Department of Biochemistry, Graduate School of Medicine, Osaka University, Osaka 565-0871, Japan.
Mol Biol Cell. 2010 Jun 1;21(11):1885-96. doi: 10.1091/mbc.e09-12-1041. Epub 2010 Apr 7.
Nup98 is a mobile nucleoporin that forms distinct dots in the nucleus, and, although a role for Nup98 in nuclear transport has been suggested, its precise function remains unclear. Here, we show that Nup98 plays an important role in Crm1-mediated nuclear protein export. Nuclear, but not cytoplasmic, dots of EGFP-tagged Nup98 disappeared rapidly after cell treatment with leptomycin B, a specific inhibitor of the nuclear export receptor, Crm1. Mutational analysis demonstrated that Nup98 physically and functionally interacts with Crm1 in a RanGTP-dependent manner through its N-terminal phenylalanine-glycine (FG) repeat region. Moreover, the activity of the Nup98-Crm1 complex was modulated by RanBP3, a known cofactor for Crm1-mediated nuclear export. Finally, cytoplasmic microinjection of anti-Nup98 inhibited the Crm1-dependent nuclear export of proteins, concomitant with the accumulation of anti-Nup98 in the nucleus. These results clearly demonstrate that Nup98 functions as a novel shuttling cofactor for Crm1-mediated nuclear export in conjunction with RanBP3.
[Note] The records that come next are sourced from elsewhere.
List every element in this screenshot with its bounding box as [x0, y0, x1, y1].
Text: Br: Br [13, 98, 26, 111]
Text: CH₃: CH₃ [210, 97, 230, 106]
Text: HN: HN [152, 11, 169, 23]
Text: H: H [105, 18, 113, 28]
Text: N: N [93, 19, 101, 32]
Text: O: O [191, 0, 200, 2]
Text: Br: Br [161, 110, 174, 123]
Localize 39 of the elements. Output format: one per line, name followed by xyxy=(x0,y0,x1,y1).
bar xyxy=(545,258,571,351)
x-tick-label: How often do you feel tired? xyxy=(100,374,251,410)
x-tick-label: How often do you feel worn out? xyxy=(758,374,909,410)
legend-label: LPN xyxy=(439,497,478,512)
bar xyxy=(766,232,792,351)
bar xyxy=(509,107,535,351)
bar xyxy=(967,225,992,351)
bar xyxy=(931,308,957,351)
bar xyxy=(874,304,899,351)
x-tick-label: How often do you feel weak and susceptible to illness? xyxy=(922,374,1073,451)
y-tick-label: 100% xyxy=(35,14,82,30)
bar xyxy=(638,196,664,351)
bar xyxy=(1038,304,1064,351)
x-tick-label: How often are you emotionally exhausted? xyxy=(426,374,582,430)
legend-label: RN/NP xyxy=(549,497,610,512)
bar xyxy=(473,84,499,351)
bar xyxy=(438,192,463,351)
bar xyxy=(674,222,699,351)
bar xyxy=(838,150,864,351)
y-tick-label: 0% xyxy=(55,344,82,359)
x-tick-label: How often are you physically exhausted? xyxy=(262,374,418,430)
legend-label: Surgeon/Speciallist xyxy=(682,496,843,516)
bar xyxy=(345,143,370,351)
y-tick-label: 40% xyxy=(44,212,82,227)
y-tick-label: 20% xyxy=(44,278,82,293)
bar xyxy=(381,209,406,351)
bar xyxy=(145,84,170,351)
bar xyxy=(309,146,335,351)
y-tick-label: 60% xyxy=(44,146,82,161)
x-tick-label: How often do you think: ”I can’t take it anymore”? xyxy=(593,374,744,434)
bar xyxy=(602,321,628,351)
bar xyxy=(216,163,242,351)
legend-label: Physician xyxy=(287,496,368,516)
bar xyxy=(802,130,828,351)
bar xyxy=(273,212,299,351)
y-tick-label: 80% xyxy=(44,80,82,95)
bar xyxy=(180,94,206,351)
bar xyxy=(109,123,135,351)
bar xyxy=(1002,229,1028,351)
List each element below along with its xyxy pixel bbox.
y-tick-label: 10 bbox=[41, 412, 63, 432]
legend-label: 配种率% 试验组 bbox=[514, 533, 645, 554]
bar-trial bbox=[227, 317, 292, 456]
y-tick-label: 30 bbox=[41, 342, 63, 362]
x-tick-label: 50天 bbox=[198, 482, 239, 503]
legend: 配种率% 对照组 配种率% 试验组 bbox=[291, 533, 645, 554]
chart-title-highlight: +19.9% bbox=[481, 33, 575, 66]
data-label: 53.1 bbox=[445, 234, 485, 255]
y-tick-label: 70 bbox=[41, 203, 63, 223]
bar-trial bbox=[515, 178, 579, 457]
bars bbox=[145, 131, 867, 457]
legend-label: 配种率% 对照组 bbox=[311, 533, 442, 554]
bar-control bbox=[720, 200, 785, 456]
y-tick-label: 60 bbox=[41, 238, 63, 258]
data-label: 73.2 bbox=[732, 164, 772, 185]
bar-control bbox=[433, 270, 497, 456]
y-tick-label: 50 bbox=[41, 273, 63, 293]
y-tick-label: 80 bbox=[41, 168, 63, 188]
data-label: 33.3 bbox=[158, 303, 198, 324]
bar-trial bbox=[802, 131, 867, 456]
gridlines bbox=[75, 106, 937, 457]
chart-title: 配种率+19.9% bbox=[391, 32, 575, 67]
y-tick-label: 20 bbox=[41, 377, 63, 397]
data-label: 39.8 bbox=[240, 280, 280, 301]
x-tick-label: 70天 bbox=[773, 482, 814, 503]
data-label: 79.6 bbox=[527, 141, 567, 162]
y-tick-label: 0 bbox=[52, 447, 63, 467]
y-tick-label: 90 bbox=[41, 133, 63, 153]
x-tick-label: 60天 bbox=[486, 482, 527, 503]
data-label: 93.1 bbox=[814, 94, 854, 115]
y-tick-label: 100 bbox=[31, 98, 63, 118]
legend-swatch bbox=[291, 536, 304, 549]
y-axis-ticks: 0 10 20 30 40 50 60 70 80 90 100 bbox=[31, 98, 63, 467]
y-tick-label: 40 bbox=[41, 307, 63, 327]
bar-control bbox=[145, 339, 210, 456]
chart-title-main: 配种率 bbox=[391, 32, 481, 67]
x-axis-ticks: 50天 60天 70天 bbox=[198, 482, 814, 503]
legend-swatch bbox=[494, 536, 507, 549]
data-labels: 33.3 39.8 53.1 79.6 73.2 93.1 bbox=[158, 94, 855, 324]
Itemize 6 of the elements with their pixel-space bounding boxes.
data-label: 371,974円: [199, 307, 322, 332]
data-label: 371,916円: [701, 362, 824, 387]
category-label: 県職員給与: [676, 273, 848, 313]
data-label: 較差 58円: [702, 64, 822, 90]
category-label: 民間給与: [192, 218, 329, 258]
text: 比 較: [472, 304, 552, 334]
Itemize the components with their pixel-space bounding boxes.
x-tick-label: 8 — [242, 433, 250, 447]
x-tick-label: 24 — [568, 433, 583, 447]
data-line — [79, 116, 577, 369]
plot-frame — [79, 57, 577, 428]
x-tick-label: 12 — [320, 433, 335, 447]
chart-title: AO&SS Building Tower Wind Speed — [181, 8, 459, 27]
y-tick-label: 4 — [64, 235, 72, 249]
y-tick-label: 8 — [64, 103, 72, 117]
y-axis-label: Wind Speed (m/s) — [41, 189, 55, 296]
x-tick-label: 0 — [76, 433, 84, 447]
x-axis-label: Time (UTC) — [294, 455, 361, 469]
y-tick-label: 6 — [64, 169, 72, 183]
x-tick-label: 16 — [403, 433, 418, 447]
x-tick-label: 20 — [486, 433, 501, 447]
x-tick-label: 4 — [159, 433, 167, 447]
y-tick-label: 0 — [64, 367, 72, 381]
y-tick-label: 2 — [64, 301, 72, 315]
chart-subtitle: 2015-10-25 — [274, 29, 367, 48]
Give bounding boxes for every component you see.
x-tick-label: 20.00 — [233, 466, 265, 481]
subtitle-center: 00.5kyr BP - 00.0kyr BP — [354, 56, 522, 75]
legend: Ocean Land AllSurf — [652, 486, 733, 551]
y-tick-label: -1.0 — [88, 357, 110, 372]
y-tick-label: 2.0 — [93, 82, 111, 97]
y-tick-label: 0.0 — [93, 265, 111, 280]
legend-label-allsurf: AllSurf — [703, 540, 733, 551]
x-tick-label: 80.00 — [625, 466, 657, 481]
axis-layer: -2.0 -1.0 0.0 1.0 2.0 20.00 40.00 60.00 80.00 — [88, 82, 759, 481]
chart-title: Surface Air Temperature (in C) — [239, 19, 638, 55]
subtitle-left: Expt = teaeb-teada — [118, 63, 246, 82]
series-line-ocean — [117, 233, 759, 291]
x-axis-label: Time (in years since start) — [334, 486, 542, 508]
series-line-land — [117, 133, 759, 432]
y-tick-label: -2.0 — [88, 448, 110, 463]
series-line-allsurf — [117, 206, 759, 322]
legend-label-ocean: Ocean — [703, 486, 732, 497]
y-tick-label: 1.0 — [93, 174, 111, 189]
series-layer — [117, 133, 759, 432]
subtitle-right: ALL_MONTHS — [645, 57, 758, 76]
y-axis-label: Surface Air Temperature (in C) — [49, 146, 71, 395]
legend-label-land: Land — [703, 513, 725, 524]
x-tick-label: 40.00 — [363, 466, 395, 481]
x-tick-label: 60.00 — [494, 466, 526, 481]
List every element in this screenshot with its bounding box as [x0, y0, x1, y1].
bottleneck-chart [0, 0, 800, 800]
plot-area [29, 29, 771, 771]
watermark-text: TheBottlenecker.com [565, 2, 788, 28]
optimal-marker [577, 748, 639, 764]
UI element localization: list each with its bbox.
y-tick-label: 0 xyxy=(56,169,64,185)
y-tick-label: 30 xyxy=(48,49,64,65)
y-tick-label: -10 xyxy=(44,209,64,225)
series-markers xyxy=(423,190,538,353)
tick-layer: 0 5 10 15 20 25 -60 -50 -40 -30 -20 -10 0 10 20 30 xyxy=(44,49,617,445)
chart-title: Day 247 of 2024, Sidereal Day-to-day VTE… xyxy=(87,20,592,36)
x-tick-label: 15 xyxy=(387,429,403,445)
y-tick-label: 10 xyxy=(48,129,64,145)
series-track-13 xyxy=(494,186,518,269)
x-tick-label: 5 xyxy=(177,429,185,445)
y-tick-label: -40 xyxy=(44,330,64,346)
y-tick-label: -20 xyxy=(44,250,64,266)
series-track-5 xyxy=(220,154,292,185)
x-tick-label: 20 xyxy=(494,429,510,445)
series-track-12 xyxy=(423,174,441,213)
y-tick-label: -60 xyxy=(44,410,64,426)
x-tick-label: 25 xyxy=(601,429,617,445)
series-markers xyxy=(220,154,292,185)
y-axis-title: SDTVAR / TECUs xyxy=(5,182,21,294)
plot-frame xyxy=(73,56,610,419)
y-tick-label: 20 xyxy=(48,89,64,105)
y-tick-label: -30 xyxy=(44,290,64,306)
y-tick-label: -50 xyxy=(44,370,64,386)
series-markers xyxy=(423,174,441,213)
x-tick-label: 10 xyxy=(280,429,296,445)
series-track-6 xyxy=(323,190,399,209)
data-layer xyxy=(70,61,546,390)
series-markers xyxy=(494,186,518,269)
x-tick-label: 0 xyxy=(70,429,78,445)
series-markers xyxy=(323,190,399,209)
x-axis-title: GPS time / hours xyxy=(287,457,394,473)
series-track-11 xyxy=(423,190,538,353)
Nup98 是一种可移动的核孔蛋白,在核内形成明显的小点。虽然已经有人提出 Nup98 在核转运中发挥作用,但它的确切功能仍不清楚。在这里,我们表明 Nup98 在 Crm1 介导的核蛋白输出中发挥重要作用。细胞用莱普霉素 B 处理后,核内(而非细胞质内)的 EGFP 标记的 Nup98 点迅速消失,莱普霉素 B 是核输出受体 Crm1 的特异性抑制剂。突变分析表明,Nup98 通过其 N 端苯丙氨酸-甘氨酸(FG)重复区以 RanGTP 依赖性的方式与 Crm1 发生物理和功能相互作用。此外,RanBP3 调节 Nup98-Crm1 复合物的活性,RanBP3 是 Crm1 介导的核输出的已知共因子。最后,细胞质内微注射抗 Nup98 抑制了 Crm1 依赖性的核蛋白输出,同时抗 Nup98 在核内积累。这些结果清楚地表明,Nup98 作为一种新型穿梭共因子,与 RanBP3 一起参与 Crm1 介导的核输出。